All of a sudden, we were on the spot. Did we go ahead with both, risk both being successful and having twins? If they both failed, we would have to start all over again from scratch. But if they were going to fail then wouldn't it be better for that to happen and have a full round while the funding was available to us? And all of this was taking place while I was sat on the edge of a surgical couch, with the medical team scrubbed up and waiting for our decision.
Ultimately, we decided that the professionals knew better than us and to go with the recommendation; and so once again I found myself in stirrups - fully awake and unmedicated this time - with a giant lamp shining up my vag, and the transfer began. Or rather... it didn't. Because everything in my uterus was still so swollen from growing more than one egg at once that Janis was now squashing into my uterine cavity and partially blocking my cervix.
After 10 VERY painful minutes of poking and prodding down below, and crushing Gary's fingers with my hand, the doctor called out to the embryologists in the lab next to us, ever so calmly, "Have embryos already been prepared?" The answer came back "Yes", and a flicker of an expression crossed his partially concealed face. At this point, my internal alarm bells starting clanging and I asked if everything was OK. "I'm having a little difficulty accessing the wall of your uterus to attach the embryos", he replied, "I'll have to try a longer cannula". At this point, the screen of the ultrasound wand that was being held over my abdomen to help with the transfer was swung around to me, and various indecipherable shadows and white bits were pointed out to me in attempt to show me where the cannula should be, and what was going on (Janis).

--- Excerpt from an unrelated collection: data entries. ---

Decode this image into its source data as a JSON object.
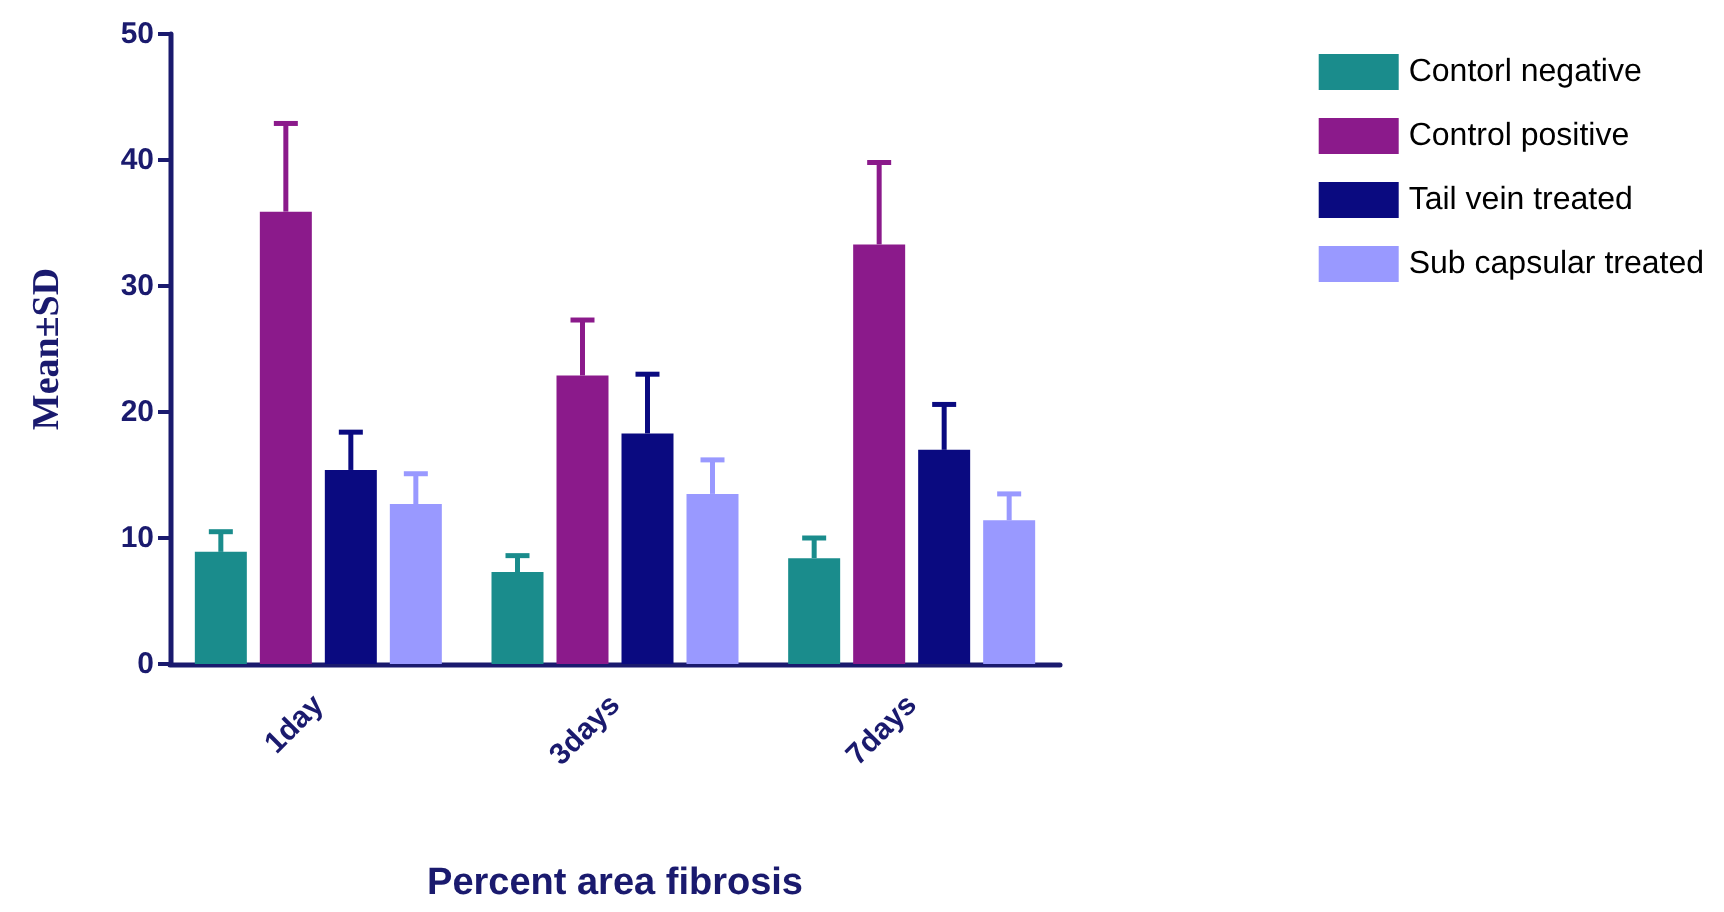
{
  "chart_data": {
    "type": "bar",
    "xlabel": "Percent area fibrosis",
    "ylabel": "Mean±SD",
    "categories": [
      "1day",
      "3days",
      "7days"
    ],
    "ylim": [
      0,
      50
    ],
    "yticks": [
      0,
      10,
      20,
      30,
      40,
      50
    ],
    "grid": false,
    "legend": "top right",
    "series": [
      {
        "name": "Contorl negative",
        "color": "#1a8c8c",
        "values": [
          8.9,
          7.3,
          8.4
        ],
        "errors": [
          1.6,
          1.3,
          1.6
        ]
      },
      {
        "name": "Control positive",
        "color": "#8b1a8b",
        "values": [
          35.9,
          22.9,
          33.3
        ],
        "errors": [
          7.0,
          4.4,
          6.5
        ]
      },
      {
        "name": "Tail vein treated",
        "color": "#0a0a80",
        "values": [
          15.4,
          18.3,
          17.0
        ],
        "errors": [
          3.0,
          4.7,
          3.6
        ]
      },
      {
        "name": "Sub capsular treated",
        "color": "#9999ff",
        "values": [
          12.7,
          13.5,
          11.4
        ],
        "errors": [
          2.4,
          2.7,
          2.1
        ]
      }
    ]
  }
}
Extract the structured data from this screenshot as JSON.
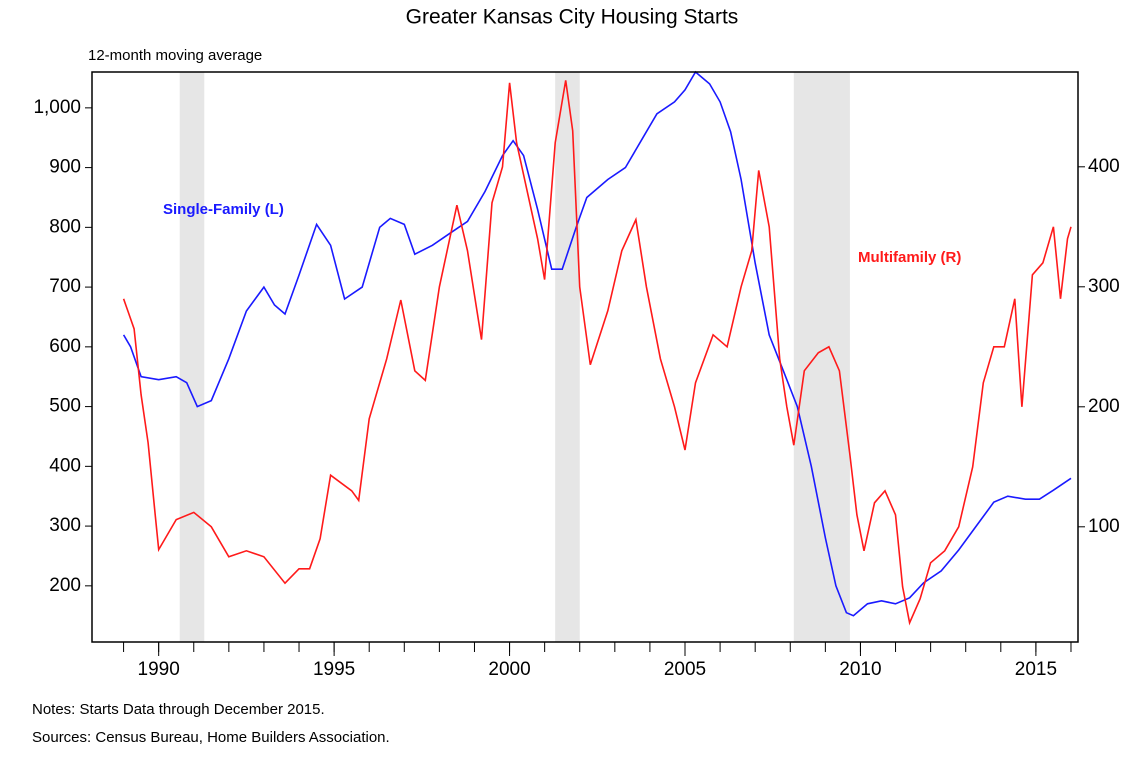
{
  "chart_data": {
    "type": "line",
    "title": "Greater Kansas City Housing Starts",
    "subtitle": "12-month moving average",
    "notes": [
      "Notes: Starts Data through December 2015.",
      "Sources: Census Bureau, Home Builders Association."
    ],
    "xlim": [
      1988.1,
      2016.2
    ],
    "xticks": [
      1990,
      1995,
      2000,
      2005,
      2010,
      2015
    ],
    "xminorticks": [
      1989,
      1990,
      1991,
      1992,
      1993,
      1994,
      1995,
      1996,
      1997,
      1998,
      1999,
      2000,
      2001,
      2002,
      2003,
      2004,
      2005,
      2006,
      2007,
      2008,
      2009,
      2010,
      2011,
      2012,
      2013,
      2014,
      2015,
      2016
    ],
    "ylim": [
      106,
      1060
    ],
    "yticks": [
      200,
      300,
      400,
      500,
      600,
      700,
      800,
      900,
      {
        "value": 1000,
        "label": "1,000"
      }
    ],
    "y2lim": [
      4,
      479
    ],
    "y2ticks": [
      100,
      200,
      300,
      400
    ],
    "grid": false,
    "shaded_periods": [
      [
        1990.6,
        1991.3
      ],
      [
        2001.3,
        2002.0
      ],
      [
        2008.1,
        2009.7
      ]
    ],
    "shade_color": "#e6e6e6",
    "series": [
      {
        "name": "Single-Family (L)",
        "color": "#1a1aff",
        "axis": "y",
        "x": [
          1989.0,
          1989.2,
          1989.5,
          1990.0,
          1990.5,
          1990.8,
          1991.1,
          1991.5,
          1992.0,
          1992.5,
          1993.0,
          1993.3,
          1993.6,
          1994.0,
          1994.5,
          1994.9,
          1995.3,
          1995.8,
          1996.3,
          1996.6,
          1997.0,
          1997.3,
          1997.8,
          1998.3,
          1998.8,
          1999.3,
          1999.8,
          2000.1,
          2000.4,
          2000.8,
          2001.2,
          2001.5,
          2001.9,
          2002.2,
          2002.8,
          2003.3,
          2003.8,
          2004.2,
          2004.7,
          2005.0,
          2005.3,
          2005.7,
          2006.0,
          2006.3,
          2006.6,
          2007.0,
          2007.4,
          2007.8,
          2008.2,
          2008.6,
          2009.0,
          2009.3,
          2009.6,
          2009.8,
          2010.2,
          2010.6,
          2011.0,
          2011.4,
          2011.8,
          2012.3,
          2012.8,
          2013.3,
          2013.8,
          2014.2,
          2014.7,
          2015.1,
          2015.5,
          2016.0
        ],
        "values": [
          620,
          600,
          550,
          545,
          550,
          540,
          500,
          510,
          580,
          660,
          700,
          670,
          655,
          720,
          805,
          770,
          680,
          700,
          800,
          815,
          805,
          755,
          770,
          790,
          810,
          860,
          920,
          945,
          920,
          830,
          730,
          730,
          800,
          850,
          880,
          900,
          950,
          990,
          1010,
          1030,
          1060,
          1040,
          1010,
          960,
          880,
          740,
          620,
          560,
          500,
          400,
          280,
          200,
          155,
          150,
          170,
          175,
          170,
          180,
          205,
          225,
          260,
          300,
          340,
          350,
          345,
          345,
          360,
          380
        ]
      },
      {
        "name": "Multifamily (R)",
        "color": "#ff1a1a",
        "axis": "y2",
        "x": [
          1989.0,
          1989.3,
          1989.5,
          1989.7,
          1989.9,
          1990.0,
          1990.5,
          1991.0,
          1991.5,
          1992.0,
          1992.5,
          1993.0,
          1993.6,
          1994.0,
          1994.3,
          1994.6,
          1994.9,
          1995.5,
          1995.7,
          1996.0,
          1996.5,
          1996.9,
          1997.3,
          1997.6,
          1998.0,
          1998.5,
          1998.8,
          1999.2,
          1999.5,
          1999.8,
          2000.0,
          2000.2,
          2000.5,
          2000.8,
          2001.0,
          2001.3,
          2001.6,
          2001.8,
          2002.0,
          2002.3,
          2002.8,
          2003.2,
          2003.6,
          2003.9,
          2004.3,
          2004.7,
          2005.0,
          2005.3,
          2005.8,
          2006.2,
          2006.6,
          2006.9,
          2007.1,
          2007.4,
          2007.7,
          2007.9,
          2008.1,
          2008.4,
          2008.8,
          2009.1,
          2009.4,
          2009.7,
          2009.9,
          2010.1,
          2010.4,
          2010.7,
          2011.0,
          2011.2,
          2011.4,
          2011.7,
          2012.0,
          2012.4,
          2012.8,
          2013.2,
          2013.5,
          2013.8,
          2014.1,
          2014.4,
          2014.6,
          2014.9,
          2015.2,
          2015.5,
          2015.7,
          2015.9,
          2016.0
        ],
        "values": [
          290,
          265,
          210,
          170,
          110,
          81,
          106,
          112,
          100,
          75,
          80,
          75,
          53,
          65,
          65,
          90,
          143,
          130,
          122,
          190,
          240,
          289,
          230,
          222,
          300,
          368,
          330,
          256,
          370,
          400,
          470,
          420,
          380,
          340,
          306,
          420,
          472,
          430,
          300,
          235,
          280,
          330,
          356,
          300,
          240,
          200,
          164,
          220,
          260,
          250,
          300,
          330,
          397,
          350,
          240,
          200,
          168,
          230,
          245,
          250,
          230,
          160,
          110,
          80,
          120,
          130,
          110,
          50,
          20,
          40,
          70,
          80,
          100,
          150,
          220,
          250,
          250,
          290,
          200,
          310,
          320,
          350,
          290,
          340,
          350
        ]
      }
    ]
  }
}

So, once again the transfer was attempted, this time with the longer cannula. It was almost unbearably painful, and felt like it went on for hours. In actual fact, the whole thing took just over half an hour - but should have been a matter of minutes. All I could do was try and breathe through it and know that at some point it would all come to an end.
Eventually - success! The cannula was in the correct position, both embryos were brought through from the lab, injected through and confirmed as no longer being in their petri dish.
The doctor apologised for how long and uncomfortable everything had been, and we then found out that, had the embryos not been prepared - an irreversible process that takes place in the minutes before a transfer - then he would have abandoned the procedure and advised we return after the inflammation in my abdomen had subsided enough to move the fibroid out of the way. As it was, for the first time ever to my knowledge, I was technically pregnant... with twins!